Yep, this seems to confirm my assumption that the problem is the particle filter method. I suspected the recent change in AdvancedPS to TracedRNG (and some default initialization there which is not handled in Turing) to be the problem but actually this change is not released yet. This makes it a bit more difficult to fix though if the problem is in AdvancedPS as the master branch there contains many other changes.

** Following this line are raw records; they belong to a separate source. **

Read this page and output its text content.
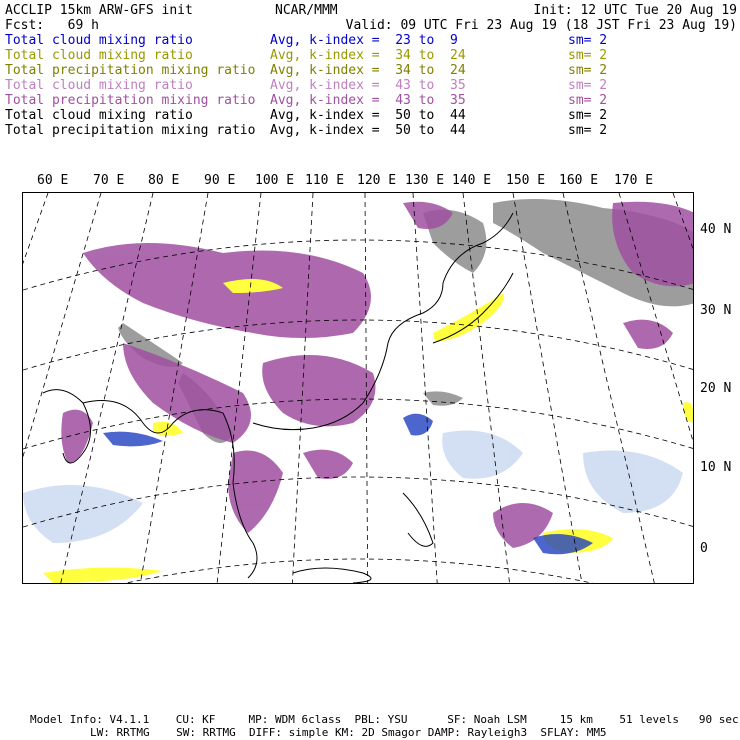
ACCLIP 15km ARW-GFS init	NCAR/MMM	Init: 12 UTC Tue 20 Aug 19
Fcst:   69 h	Valid: 09 UTC Fri 23 Aug 19 (18 JST Fri 23 Aug 19)
Total cloud mixing ratio	Avg, k-index =  23 to  9	sm= 2
Total cloud mixing ratio	Avg, k-index =  34 to  24	sm= 2
Total precipitation mixing ratio Avg, k-index =  34 to  24	sm= 2
Total cloud mixing ratio	Avg, k-index =  43 to  35	sm= 2
Total precipitation mixing ratio Avg, k-index =  43 to  35	sm= 2
Total cloud mixing ratio	Avg, k-index =  50 to  44	sm= 2
Total precipitation mixing ratio Avg, k-index =  50 to  44	sm= 2
60 E 70 E 80 E 90 E 100 E 110 E 120 E 130 E 140 E 150 E 160 E 170 E
40 N
30 N
20 N
10 N
0
Model Info: V4.1.1    CU: KF     MP: WDM 6class  PBL: YSU      SF: Noah LSM     15 km    51 levels   90 sec
LW: RRTMG    SW: RRTMG  DIFF: simple KM: 2D Smagor DAMP: Rayleigh3  SFLAY: MM5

bvdmitri commented 2 years ago

Yeah, I hope you'll manage to fix that! It is not a very big issue for me personally since I always can do Random.seed! as a workaround in my experiments. Just wanted to let you know and wasn't sure if it is a problem on my side or it is a bug in Turing.